Je préconise plutôt - c'est là une troisième recommandation - d'aller au plus efficace, et de rapprocher les normes réglementaires d'hébergement de ces animaux de celles imposées aux élevages, sans aller jusqu'à un alignement complet, qui ne serait pas compatible avec le modèle économique des animaleries, et en leur laissant un délai de six mois pour les mises aux normes. Il y va du bien-être des animaux, mais aussi de l'équité avec les éleveurs, qui sont soumis à des normes plus strictes, par exemple en termes de surface par animal, aux termes d'un arrêté de 2014 qu'il conviendrait donc d'actualiser. C'est aussi une façon d'assurer la longévité des animaleries.
Cela doit bien sûr aller de pair avec des contrôles renforcés. Sur les animaux de compagnie, les services vétérinaires des directions départementales de la protection des populations n'interviennent souvent plus que sur signalement, par manque de moyens. Il y a aussi un manque de formation, sur ces enjeux spécifiques, d'agents plutôt spécialisés dans la sécurité sanitaire de l'alimentation. Refaire place à des plans de contrôle et, en leur sein, cibler davantage les animaleries est une quatrième recommandation. Trop souvent, faute de pouvoir contrôler, on a tendance en France à prononcer des interdictions...
Une cinquième recommandation a évidemment trait aux sanctions. Le « décret-sanctions » du 24 octobre 2022 punit le non-respect de la plupart des dispositions de la loi « maltraitance animale »... sauf une : l'interdiction de la vente de chiens et chats en animalerie. Je n'appellerais certes pas à faire preuve de zèle sur cette interdiction que je juge contre-productive... Mais force est d'admettre que, si une interdiction est actée, il convient, par cohérence, d'en assurer l'application. Le champ du décret-sanctions devrait être élargi à ces deux aspects : violation de l'interdiction de vente physique d'une part, et non-respect des normes d'hébergement renforcées pour la vente en ligne d'autre part.
Enfin, deux dernières recommandations n'ont pas trait aux animaleries, mais à des modalités de vente alternatives, qui me semblent être trop passées sous les radars. Mon souhait n'est pas de pointer du doigt tel ou tel canal plutôt qu'un autre, mais, précisément, d'assurer un encadrement homogène de la cession d'animaux, sans laisser prospérer des espaces de non-droit.
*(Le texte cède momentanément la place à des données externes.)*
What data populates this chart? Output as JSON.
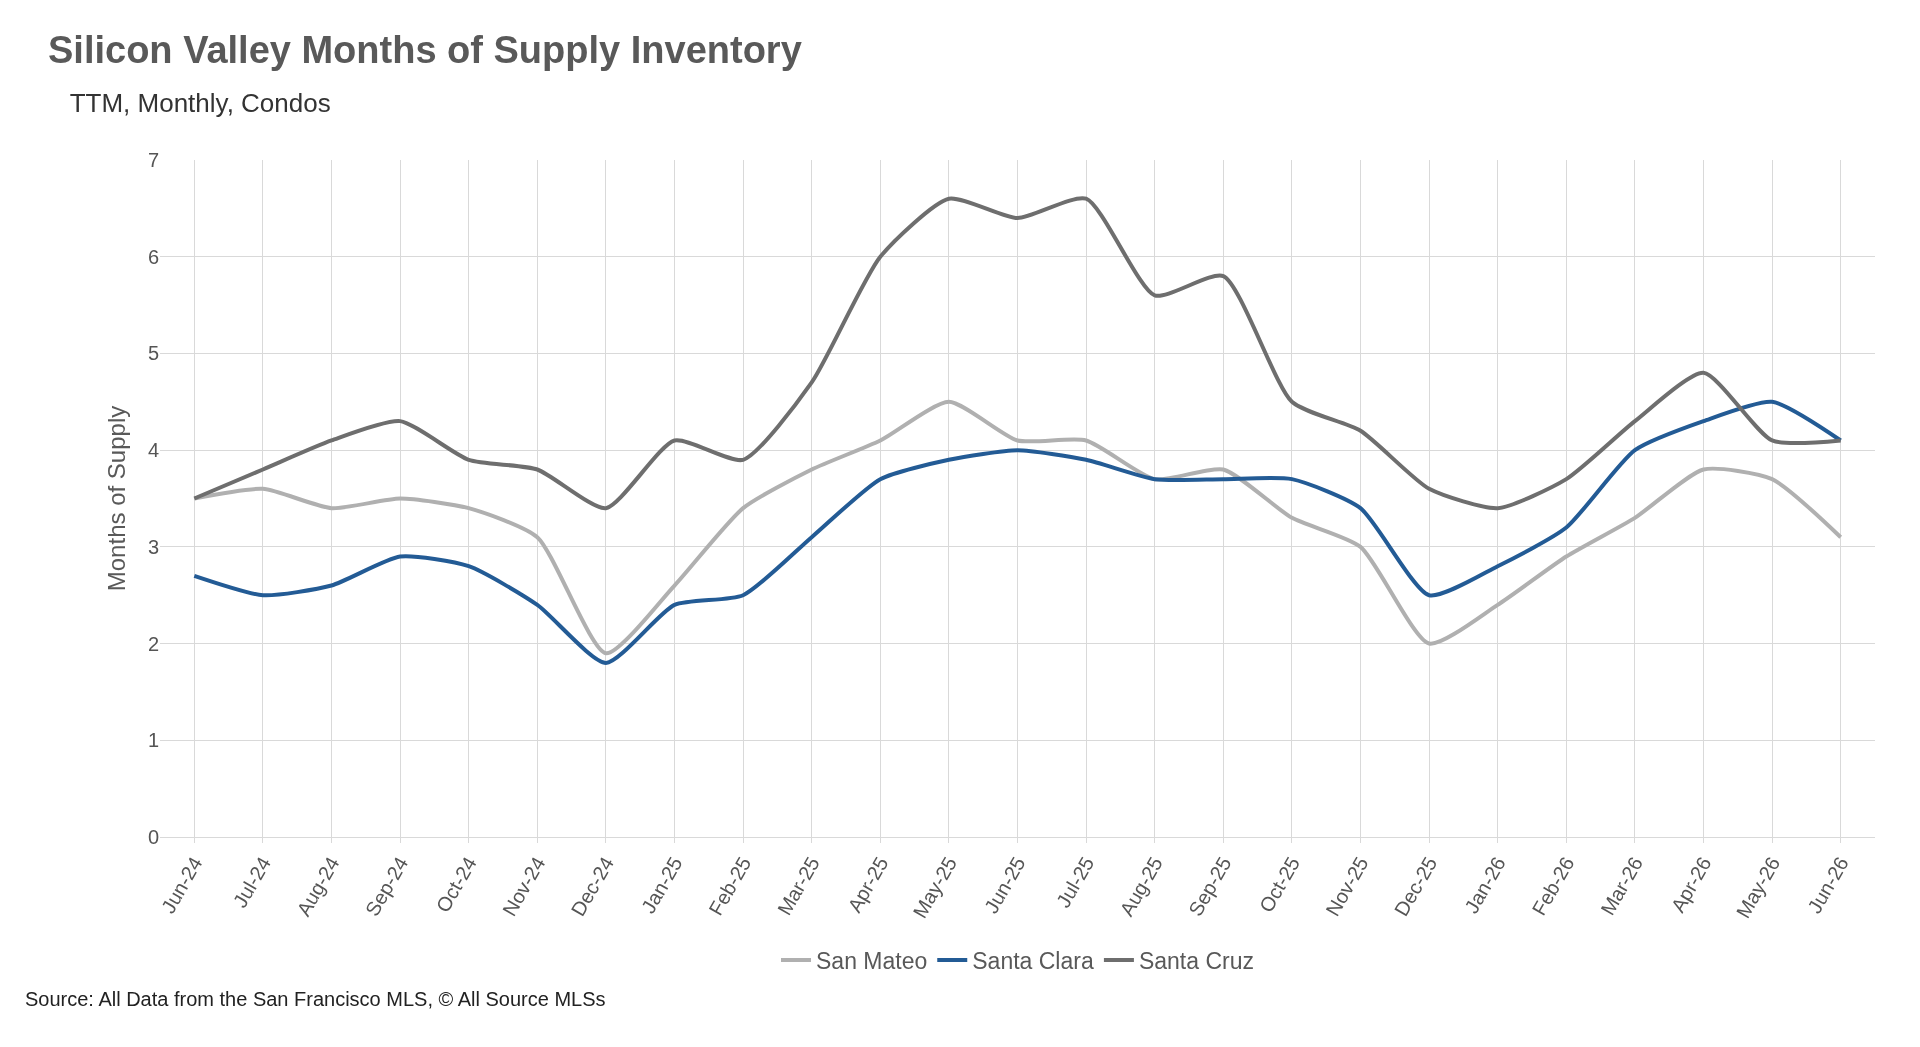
{
  "chart_data": {
    "type": "line",
    "title": "Silicon Valley Months of Supply Inventory",
    "subtitle": "TTM, Monthly, Condos",
    "ylabel": "Months of Supply",
    "categories": [
      "Jun-24",
      "Jul-24",
      "Aug-24",
      "Sep-24",
      "Oct-24",
      "Nov-24",
      "Dec-24",
      "Jan-25",
      "Feb-25",
      "Mar-25",
      "Apr-25",
      "May-25",
      "Jun-25",
      "Jul-25",
      "Aug-25",
      "Sep-25",
      "Oct-25",
      "Nov-25",
      "Dec-25",
      "Jan-26",
      "Feb-26",
      "Mar-26",
      "Apr-26",
      "May-26",
      "Jun-26"
    ],
    "series": [
      {
        "name": "San Mateo",
        "color": "#b0b0b0",
        "values": [
          3.5,
          3.6,
          3.4,
          3.5,
          3.4,
          3.1,
          1.9,
          2.6,
          3.4,
          3.8,
          4.1,
          4.5,
          4.1,
          4.1,
          3.7,
          3.8,
          3.3,
          3.0,
          2.0,
          2.4,
          2.9,
          3.3,
          3.8,
          3.7,
          3.1
        ]
      },
      {
        "name": "Santa Clara",
        "color": "#235b95",
        "values": [
          2.7,
          2.5,
          2.6,
          2.9,
          2.8,
          2.4,
          1.8,
          2.4,
          2.5,
          3.1,
          3.7,
          3.9,
          4.0,
          3.9,
          3.7,
          3.7,
          3.7,
          3.4,
          2.5,
          2.8,
          3.2,
          4.0,
          4.3,
          4.5,
          4.1
        ]
      },
      {
        "name": "Santa Cruz",
        "color": "#6e6e6e",
        "values": [
          3.5,
          3.8,
          4.1,
          4.3,
          3.9,
          3.8,
          3.4,
          4.1,
          3.9,
          4.7,
          6.0,
          6.6,
          6.4,
          6.6,
          5.6,
          5.8,
          4.5,
          4.2,
          3.6,
          3.4,
          3.7,
          4.3,
          4.8,
          4.1,
          4.1
        ]
      }
    ],
    "ylim": [
      0,
      7
    ],
    "yticks": [
      0,
      1,
      2,
      3,
      4,
      5,
      6,
      7
    ],
    "grid": true,
    "legend": "bottom",
    "annotations": [
      "Source: All Data from the San Francisco MLS, © All Source MLSs"
    ]
  }
}
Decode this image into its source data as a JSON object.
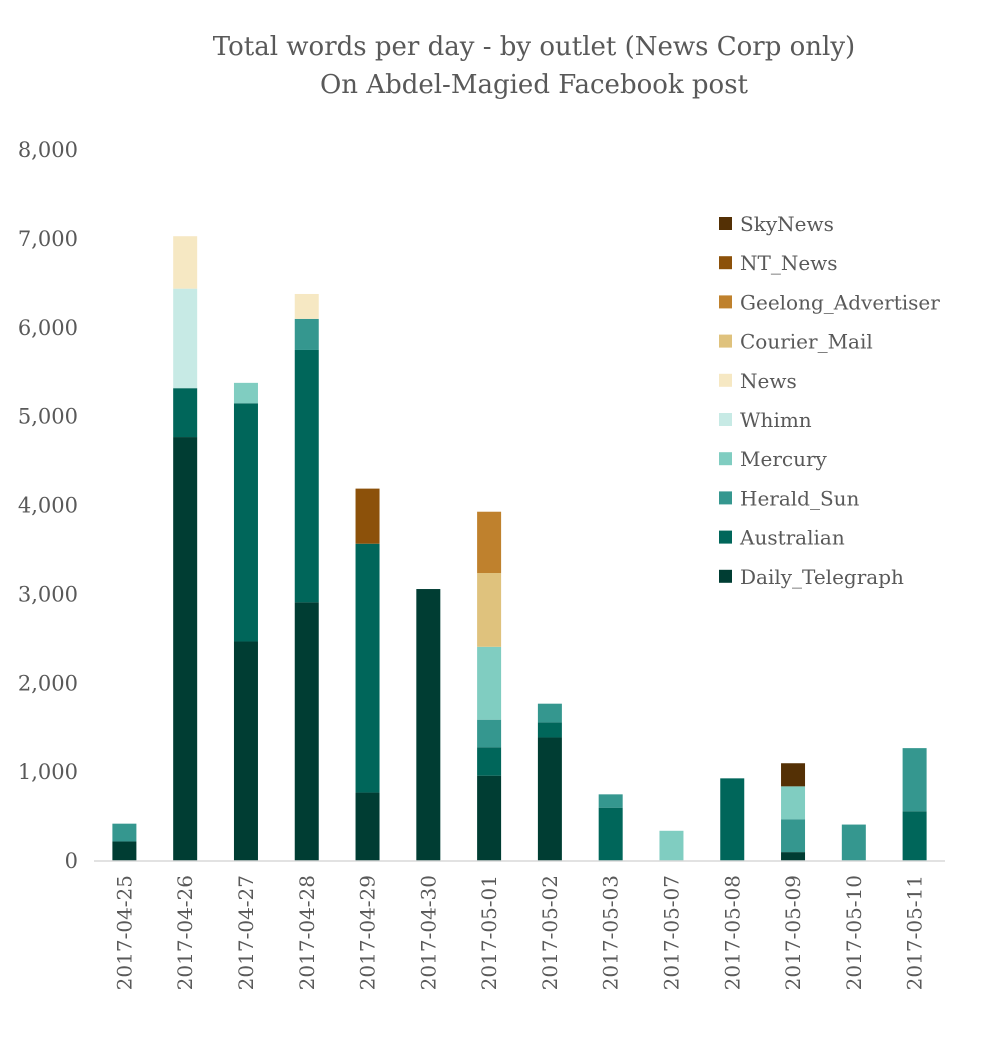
{
  "chart_data": {
    "type": "bar",
    "stacked": true,
    "title": "Total words per day - by outlet (News Corp only)",
    "subtitle": "On Abdel-Magied Facebook post",
    "xlabel": "",
    "ylabel": "",
    "ylim": [
      0,
      8000
    ],
    "yticks": [
      0,
      1000,
      2000,
      3000,
      4000,
      5000,
      6000,
      7000,
      8000
    ],
    "ytick_labels": [
      "0",
      "1,000",
      "2,000",
      "3,000",
      "4,000",
      "5,000",
      "6,000",
      "7,000",
      "8,000"
    ],
    "grid": false,
    "legend_position": "right",
    "categories": [
      "2017-04-25",
      "2017-04-26",
      "2017-04-27",
      "2017-04-28",
      "2017-04-29",
      "2017-04-30",
      "2017-05-01",
      "2017-05-02",
      "2017-05-03",
      "2017-05-07",
      "2017-05-08",
      "2017-05-09",
      "2017-05-10",
      "2017-05-11"
    ],
    "series": [
      {
        "name": "Daily_Telegraph",
        "color": "#003d33",
        "values": [
          220,
          4770,
          2470,
          2910,
          770,
          3060,
          960,
          1390,
          0,
          0,
          0,
          100,
          0,
          0
        ]
      },
      {
        "name": "Australian",
        "color": "#00665a",
        "values": [
          0,
          550,
          2680,
          2840,
          2800,
          0,
          320,
          170,
          600,
          0,
          930,
          0,
          0,
          560
        ]
      },
      {
        "name": "Herald_Sun",
        "color": "#35978f",
        "values": [
          200,
          0,
          0,
          350,
          0,
          0,
          310,
          210,
          150,
          0,
          0,
          370,
          410,
          710
        ]
      },
      {
        "name": "Mercury",
        "color": "#80cdc1",
        "values": [
          0,
          0,
          230,
          0,
          0,
          0,
          820,
          0,
          0,
          340,
          0,
          370,
          0,
          0
        ]
      },
      {
        "name": "Whimn",
        "color": "#c7eae5",
        "values": [
          0,
          1120,
          0,
          0,
          0,
          0,
          0,
          0,
          0,
          0,
          0,
          0,
          0,
          0
        ]
      },
      {
        "name": "News",
        "color": "#f6e8c3",
        "values": [
          0,
          590,
          0,
          280,
          0,
          0,
          0,
          0,
          0,
          0,
          0,
          0,
          0,
          0
        ]
      },
      {
        "name": "Courier_Mail",
        "color": "#dfc27d",
        "values": [
          0,
          0,
          0,
          0,
          0,
          0,
          830,
          0,
          0,
          0,
          0,
          0,
          0,
          0
        ]
      },
      {
        "name": "Geelong_Advertiser",
        "color": "#bf812d",
        "values": [
          0,
          0,
          0,
          0,
          0,
          0,
          690,
          0,
          0,
          0,
          0,
          0,
          0,
          0
        ]
      },
      {
        "name": "NT_News",
        "color": "#8c510a",
        "values": [
          0,
          0,
          0,
          0,
          620,
          0,
          0,
          0,
          0,
          0,
          0,
          0,
          0,
          0
        ]
      },
      {
        "name": "SkyNews",
        "color": "#543005",
        "values": [
          0,
          0,
          0,
          0,
          0,
          0,
          0,
          0,
          0,
          0,
          0,
          260,
          0,
          0
        ]
      }
    ]
  }
}
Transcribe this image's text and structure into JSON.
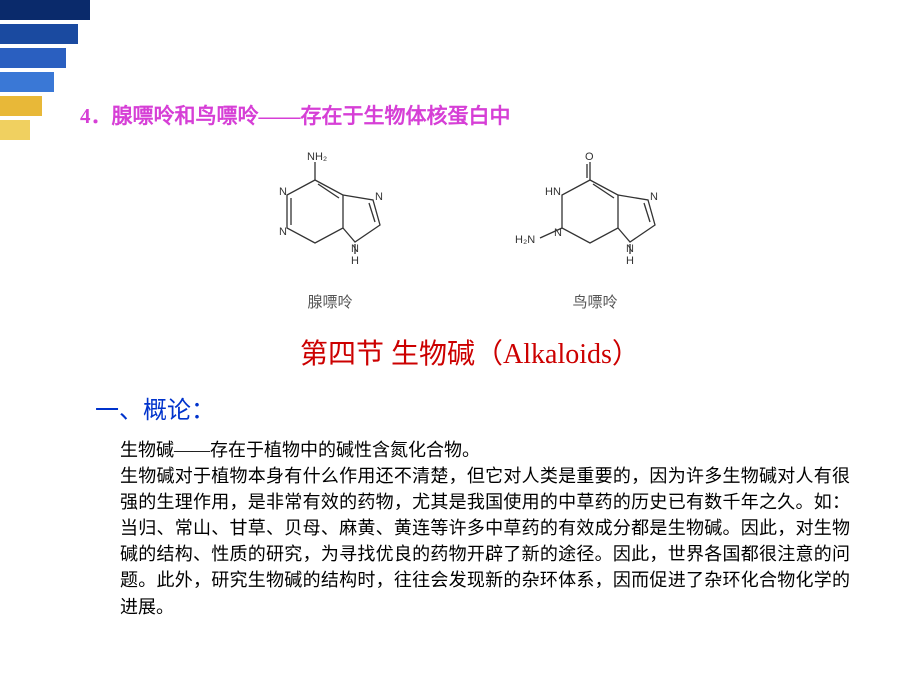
{
  "decoration": {
    "bars": [
      {
        "color": "#0a2a6b",
        "width": 90
      },
      {
        "color": "#1a4aa0",
        "width": 78
      },
      {
        "color": "#2a5fc0",
        "width": 66
      },
      {
        "color": "#3a78d6",
        "width": 54
      },
      {
        "color": "#e8b838",
        "width": 42
      },
      {
        "color": "#f0d060",
        "width": 30
      }
    ]
  },
  "heading4": "4．腺嘌呤和鸟嘌呤——存在于生物体核蛋白中",
  "structures": {
    "left": {
      "label": "腺嘌呤",
      "svg": {
        "atoms": {
          "nh2": "NH₂",
          "n1": "N",
          "n3": "N",
          "n7": "N",
          "n9": "N",
          "h9": "H"
        },
        "stroke": "#333333"
      }
    },
    "right": {
      "label": "鸟嘌呤",
      "svg": {
        "atoms": {
          "o": "O",
          "hn1": "HN",
          "n3": "N",
          "h2n": "H₂N",
          "n7": "N",
          "n9": "N",
          "h9": "H"
        },
        "stroke": "#333333"
      }
    }
  },
  "section_title": "第四节  生物碱（Alkaloids）",
  "subsection": "一、概论：",
  "body_line1": "生物碱——存在于植物中的碱性含氮化合物。",
  "body_text": "生物碱对于植物本身有什么作用还不清楚，但它对人类是重要的，因为许多生物碱对人有很强的生理作用，是非常有效的药物，尤其是我国使用的中草药的历史已有数千年之久。如：当归、常山、甘草、贝母、麻黄、黄连等许多中草药的有效成分都是生物碱。因此，对生物碱的结构、性质的研究，为寻找优良的药物开辟了新的途径。因此，世界各国都很注意的问题。此外，研究生物碱的结构时，往往会发现新的杂环体系，因而促进了杂环化合物化学的进展。"
}
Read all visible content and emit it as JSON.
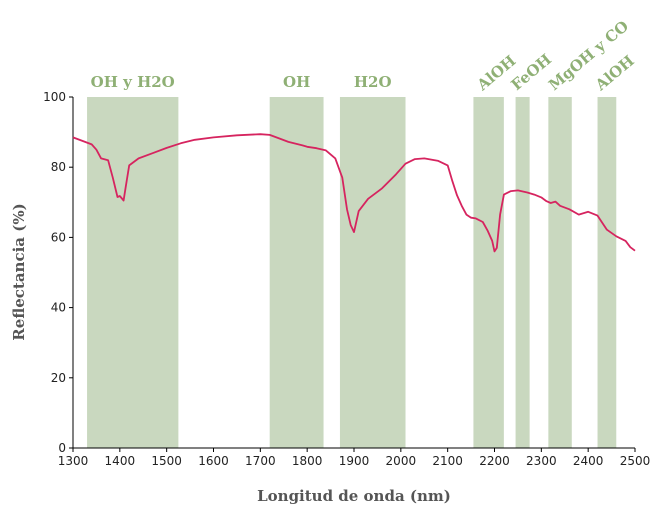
{
  "chart_data": {
    "type": "line",
    "title": "",
    "xlabel": "Longitud de onda (nm)",
    "ylabel": "Reflectancia (%)",
    "xlim": [
      1300,
      2500
    ],
    "ylim": [
      0,
      100
    ],
    "xticks": [
      1300,
      1400,
      1500,
      1600,
      1700,
      1800,
      1900,
      2000,
      2100,
      2200,
      2300,
      2400,
      2500
    ],
    "yticks": [
      0,
      20,
      40,
      60,
      80,
      100
    ],
    "grid": false,
    "line_color": "#d6245f",
    "band_color": "#c9d8bf",
    "label_color": "#8fb075",
    "bands": [
      {
        "start": 1330,
        "end": 1525,
        "label": "OH y H2O",
        "angle": 0
      },
      {
        "start": 1720,
        "end": 1835,
        "label": "OH",
        "angle": 0
      },
      {
        "start": 1870,
        "end": 2010,
        "label": "H2O",
        "angle": 0
      },
      {
        "start": 2155,
        "end": 2220,
        "label": "AlOH",
        "angle": -40
      },
      {
        "start": 2245,
        "end": 2275,
        "label": "FeOH",
        "angle": -40
      },
      {
        "start": 2315,
        "end": 2365,
        "label": "MgOH y CO",
        "angle": -40
      },
      {
        "start": 2420,
        "end": 2460,
        "label": "AlOH",
        "angle": -40
      }
    ],
    "series": [
      {
        "x": [
          1300,
          1320,
          1340,
          1350,
          1360,
          1375,
          1385,
          1395,
          1400,
          1408,
          1412,
          1420,
          1440,
          1470,
          1500,
          1530,
          1560,
          1600,
          1650,
          1700,
          1720,
          1740,
          1760,
          1790,
          1800,
          1820,
          1840,
          1860,
          1875,
          1885,
          1893,
          1900,
          1910,
          1930,
          1960,
          1990,
          2010,
          2030,
          2050,
          2080,
          2100,
          2110,
          2120,
          2130,
          2140,
          2150,
          2160,
          2175,
          2185,
          2195,
          2200,
          2205,
          2212,
          2220,
          2235,
          2250,
          2270,
          2285,
          2300,
          2310,
          2320,
          2330,
          2340,
          2360,
          2380,
          2400,
          2420,
          2440,
          2460,
          2480,
          2490,
          2500
        ],
        "y": [
          88.5,
          87.5,
          86.5,
          85,
          82.5,
          82,
          77,
          71.5,
          71.8,
          70.5,
          74,
          80.5,
          82.5,
          84,
          85.5,
          86.8,
          87.8,
          88.5,
          89.1,
          89.4,
          89.2,
          88.2,
          87.2,
          86.2,
          85.8,
          85.4,
          84.8,
          82.5,
          77,
          68,
          63.5,
          61.5,
          67.5,
          71,
          74,
          78,
          81,
          82.3,
          82.5,
          81.8,
          80.5,
          76,
          72,
          69,
          66.5,
          65.6,
          65.4,
          64.4,
          62,
          59,
          56,
          57,
          66.5,
          72.2,
          73.2,
          73.4,
          72.8,
          72.2,
          71.4,
          70.4,
          69.8,
          70.2,
          69,
          68,
          66.5,
          67.3,
          66.2,
          62.2,
          60.3,
          59,
          57.2,
          56.2
        ]
      }
    ]
  }
}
Sur les plateformes de petites annonces comme Leboncoin et les réseaux sociaux comme les groupes Facebook, le contrôle systématique de l'identification préalablement à la mise en ligne de l'annonce, pourtant exigé par la loi, n'est toujours pas une réalité. Une sixième recommandation serait que les sanctions, aujourd'hui dérisoires, soient rehaussées pour ces acteurs majeurs et, en cas d'absence de contrôle, véritablement prononcées.
J'en viens à ma septième et dernière recommandation : nous avons été alertés par bon nombre d'acteurs lors des auditions - et par certains d'entre vous - sur les ventes dans les foires et salons, événements éphémères où toutes les conditions de l'achat impulsif semblent réunies ; j'appelle donc la ministre Annie Genevard à lancer une inspection pour évaluer l'opportunité de mesures supplémentaires, en plus du délai de sept jours que je veux rendre incontournable.
Pour conclure, je veux redire à quel point il me semble important que l'éthique de responsabilité et le pragmatisme guident nos décisions dans ce dossier où les sentiments l'emportent souvent sur la raison. Et je crois que, avec nos sept recommandations, la ministre Annie Genevard dispose d'une feuille de route permettant d'améliorer la situation sur le terrain.
Mme Dominique Estrosi Sassone, présidente. - Merci d'avoir mené cette mission dans un temps très contraint et de continuer à suivre l'application de cette loi.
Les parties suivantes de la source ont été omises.